Breadth remains a problem, especially as small caps continue to languish. This is happening for various reasons, mostly due to rising interest rates on the long end of the yield curve. Remember, higher rates are like kryptonite for small caps. Breadth remains on a sell signal but has been flipping bak n’ forth for days and could flip back next week to a buy signal.
Turnover was lower Wednesday as the rising stock market just did not have much conviction. That is a good reason for the market selling off later in the day, but a mild pullback was to be expected. Remember, market volatility remains very low and as such invites sellers to come out of the wood work. We are coming up on the end of the month next week and certainly a strong month of January is going to offer a chance to books gains. That kind of volume will be notable.
4,900 on the SPX 500 has been breached but the selling opportunity was too much to overcome. We’ll see if that level can be tested again, the highs for the day just about 4,903 on the index, so a new high and a new closing high. Nasdaq was strong but the Dow Transports were extremely poor, closing down nearly 1% which is nearly the same as the Russell 2K. It’s hard to be bearish during earnings season, but…
The Internals
What’s it mean?
What looked like a breakout day turned sour, and actually the internals told what was going to happen early on. Notice the weakness in ther VOLD and ADD, which hit their highs early in the day and proceeded to sink. Also the VIX, which was down most of the day but did finish in the green. Ticks were mixed but mostly red, a consolidation day here much like Monday. Some big economic data later in the week will drive the action.
The Dynamite
Economic Data:
- Thursday: Jobless claims, durable goods, GDP Q4 first look, new home sales
- Friday: PCE for December, Pending home sales
Earnings this week:
- Thursday: AAL, ALK, LUV, HUM VLO, DOW, UNP MKC, MBLY, NOC, SWH, INTC, KLAC, SBUX, VFC, V, COF, TMUS LHX, WDC
- Friday: AXP, CAT, CHD, CL, NSC
Fed Watch:
The FOMC heads into a quiet period before their first meeting of 2024. All eyes will be on the data coming out this week especially first look GDP from Q4. Some comments last week by committee members were meant to temper the excitement over a dovish policy. Members have argued it is far too early to think quick and large rate cuts are coming. If data this week shows the economy is still strong the committee is likely to ratchet back cuts even more. As of now it looks like 2-3 in 2024 but that could clearly change at any moment.
Stocks to Watch
Market Indices – The SPX 500 with a new all time high tagged on Friday was impressive, but the bulls would like to see a followthrough week.

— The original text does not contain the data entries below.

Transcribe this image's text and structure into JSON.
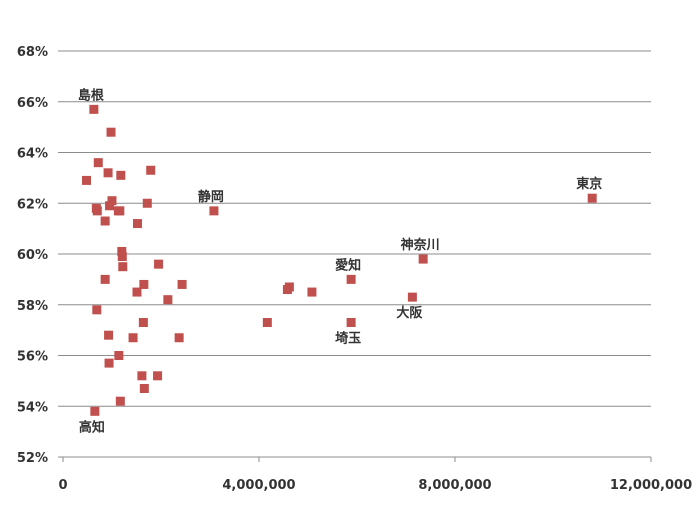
{
  "chart_data": {
    "type": "scatter",
    "title": "",
    "xlabel": "",
    "ylabel": "",
    "xlim": [
      0,
      12000000
    ],
    "ylim": [
      52,
      68
    ],
    "x_ticks": [
      0,
      4000000,
      8000000,
      12000000
    ],
    "x_tick_labels": [
      "0",
      "4,000,000",
      "8,000,000",
      "12,000,000"
    ],
    "y_ticks": [
      52,
      54,
      56,
      58,
      60,
      62,
      64,
      66,
      68
    ],
    "y_tick_labels": [
      "52%",
      "54%",
      "56%",
      "58%",
      "60%",
      "62%",
      "64%",
      "66%",
      "68%"
    ],
    "grid": "horizontal",
    "marker": "square",
    "marker_color": "#c0504d",
    "points": [
      {
        "x": 10800000,
        "y": 62.2,
        "label": "東京"
      },
      {
        "x": 7350000,
        "y": 59.8,
        "label": "神奈川"
      },
      {
        "x": 7130000,
        "y": 58.3,
        "label": "大阪"
      },
      {
        "x": 5880000,
        "y": 59.0,
        "label": "愛知"
      },
      {
        "x": 5880000,
        "y": 57.3,
        "label": "埼玉"
      },
      {
        "x": 3080000,
        "y": 61.7,
        "label": "静岡"
      },
      {
        "x": 630000,
        "y": 65.7,
        "label": "島根"
      },
      {
        "x": 650000,
        "y": 53.8,
        "label": "高知"
      },
      {
        "x": 5080000,
        "y": 58.5
      },
      {
        "x": 4620000,
        "y": 58.7
      },
      {
        "x": 4580000,
        "y": 58.6
      },
      {
        "x": 4170000,
        "y": 57.3
      },
      {
        "x": 480000,
        "y": 62.9
      },
      {
        "x": 720000,
        "y": 63.6
      },
      {
        "x": 980000,
        "y": 64.8
      },
      {
        "x": 920000,
        "y": 63.2
      },
      {
        "x": 1180000,
        "y": 63.1
      },
      {
        "x": 1790000,
        "y": 63.3
      },
      {
        "x": 680000,
        "y": 61.8
      },
      {
        "x": 700000,
        "y": 61.7
      },
      {
        "x": 1000000,
        "y": 62.1
      },
      {
        "x": 950000,
        "y": 61.9
      },
      {
        "x": 1130000,
        "y": 61.7
      },
      {
        "x": 1160000,
        "y": 61.7
      },
      {
        "x": 1720000,
        "y": 62.0
      },
      {
        "x": 860000,
        "y": 61.3
      },
      {
        "x": 1520000,
        "y": 61.2
      },
      {
        "x": 1200000,
        "y": 60.1
      },
      {
        "x": 1210000,
        "y": 59.9
      },
      {
        "x": 1220000,
        "y": 59.5
      },
      {
        "x": 1950000,
        "y": 59.6
      },
      {
        "x": 860000,
        "y": 59.0
      },
      {
        "x": 1650000,
        "y": 58.8
      },
      {
        "x": 1510000,
        "y": 58.5
      },
      {
        "x": 2430000,
        "y": 58.8
      },
      {
        "x": 2140000,
        "y": 58.2
      },
      {
        "x": 690000,
        "y": 57.8
      },
      {
        "x": 1640000,
        "y": 57.3
      },
      {
        "x": 930000,
        "y": 56.8
      },
      {
        "x": 1430000,
        "y": 56.7
      },
      {
        "x": 2370000,
        "y": 56.7
      },
      {
        "x": 1140000,
        "y": 56.0
      },
      {
        "x": 940000,
        "y": 55.7
      },
      {
        "x": 1610000,
        "y": 55.2
      },
      {
        "x": 1930000,
        "y": 55.2
      },
      {
        "x": 1660000,
        "y": 54.7
      },
      {
        "x": 1170000,
        "y": 54.2
      }
    ]
  }
}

Technology – The first big week of earnings for tech names such as Intel, IBM and Netflix. These stocks have shown good relative strength the past few months but will they say enough to keep prices elevated?
10 year yield – Don’t look now, but the 10 year has quietly moved back above 4% this past week. That is not much cause for concern yet, especially if inflation is contained over the next few price index reports. But certainly lower yields will help small cap stocks, the one index that is negative in 2024 and about 20% away from all time highs.